The company added that production activities will restart in the current month, with a projected annual production capacity of 9,000 metric tons. AMG Graphite is the first and currently sole graphite producer in the Ancuabe area of Mozambique. Its assets include the mining concession 4C, which encompasses the functional graphite producing plant at Ancuabe, and exploration license 3659L at Nipacue, where an estimated 900,000 metric ton graphite deposit, with a Joint Ore Reserves Committee (JORC) of an estimated, has been developed.
Earlier this year, in March, another Australia-based company, Mustang Resources, announced the discovery of high-grade graphite at its Caula project, also in Cabo Delgado. It underscored the “spectacular grades of up to 26% Total Graphite Carbon” that demonstrate the “potential for Caula to become a low-cost supplier to the lithium battery industry”. It is worth reminding that the listed shares of Mustang Resources jumped almost 10% on the Australian Stock Exchange on the day of the announcement.
Mustang Resources is developing its Montepuez Ruby Project, which consists in “world-class rubies which are expected to generate strong cash-flow for Mustang as sales ramp-up from the middle of 2017”, explains the mining company. Adding in its latest Investor Presentation, published at the beginning of May, that it was “on track” to post first revenues from sale of rough rubies at auction/tender in October 2017.
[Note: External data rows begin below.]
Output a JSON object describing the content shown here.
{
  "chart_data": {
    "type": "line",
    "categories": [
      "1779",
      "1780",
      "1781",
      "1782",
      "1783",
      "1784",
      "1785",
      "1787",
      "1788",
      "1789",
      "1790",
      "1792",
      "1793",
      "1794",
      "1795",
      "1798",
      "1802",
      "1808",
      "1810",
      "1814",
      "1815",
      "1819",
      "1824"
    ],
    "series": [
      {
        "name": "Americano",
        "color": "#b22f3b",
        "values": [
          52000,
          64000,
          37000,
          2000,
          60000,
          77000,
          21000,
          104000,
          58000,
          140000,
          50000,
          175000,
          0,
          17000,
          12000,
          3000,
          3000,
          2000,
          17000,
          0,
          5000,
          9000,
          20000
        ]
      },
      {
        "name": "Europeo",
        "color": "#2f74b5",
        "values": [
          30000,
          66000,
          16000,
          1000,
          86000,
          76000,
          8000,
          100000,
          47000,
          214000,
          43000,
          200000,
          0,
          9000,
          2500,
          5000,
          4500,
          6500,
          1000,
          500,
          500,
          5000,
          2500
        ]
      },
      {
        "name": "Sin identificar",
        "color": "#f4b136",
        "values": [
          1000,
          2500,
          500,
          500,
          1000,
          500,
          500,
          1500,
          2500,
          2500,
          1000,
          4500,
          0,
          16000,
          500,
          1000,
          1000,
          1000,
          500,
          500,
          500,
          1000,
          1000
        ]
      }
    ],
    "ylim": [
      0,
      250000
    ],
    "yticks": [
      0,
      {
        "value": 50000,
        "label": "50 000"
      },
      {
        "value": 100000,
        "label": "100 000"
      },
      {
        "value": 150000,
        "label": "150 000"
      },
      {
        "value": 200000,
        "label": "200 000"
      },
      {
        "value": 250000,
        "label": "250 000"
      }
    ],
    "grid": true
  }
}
For its part, Syrah Resources, also based in Australia, is involved in the district of Balama, again in Cabo Delgado. The 110km2 concession (Balam Project) hosts the largest graphite ore reserves in the world. Another Australian group, Triton Minerals, holds eight exploration licenses in Mozambique, including three projects in Cabo Delgado (Balama North, Balama South and Ancuabe).
As a type of carbon which possesses conductive properties, graphite is mainly used in batteries and fuel cells and shows a growing importance in electronics as well. According to a special country report by the Economist – Intelligence Unit (EIU) in 2014, which confirmed that Balama was the largest graphite deposit in the world, its estimated reserves are 1.1 billion tonnes, containing “more natural graphite than all other known global deposits combined”. A third company, Metals of Africa, in June of that year, also obtained three licenses for exploration in the same area.
Consensus forecasts indicates that by 2020, “100,000 tonne per-year mines could open each year solely dedicated to electric cars and this market would not be filled”, predict experts from the specialized data platform Investor Intel. This explains why some observers call graphite the “new black gold”.
Titanium is also highly sought-after, its alloys being critical for the aerospace industry. Irish-based Kenmare Resources enjoys the Moma mineral sands mine concession, in Moma, in the province of Nampula, since late 2007. The mine produces 7% of the world’s ilmenite, which is one of the main sources of titanium metal and titanium dioxide for use as a white pigment in paint.
Finally, the success of companies focused on materials such as titanium and graphite will be highly dependent on the long-term development of technology, since materials allow many advanced and future technologies to function properly. “Although much more modest in scale than Mozambique’s booming coal mines, graphite projects are a reminder of the potential and diversity of the country’s mining assets”, explains the EIU. The potential of gems such as zircon lies in its application as an opacifier used in the decorative ceramics industry.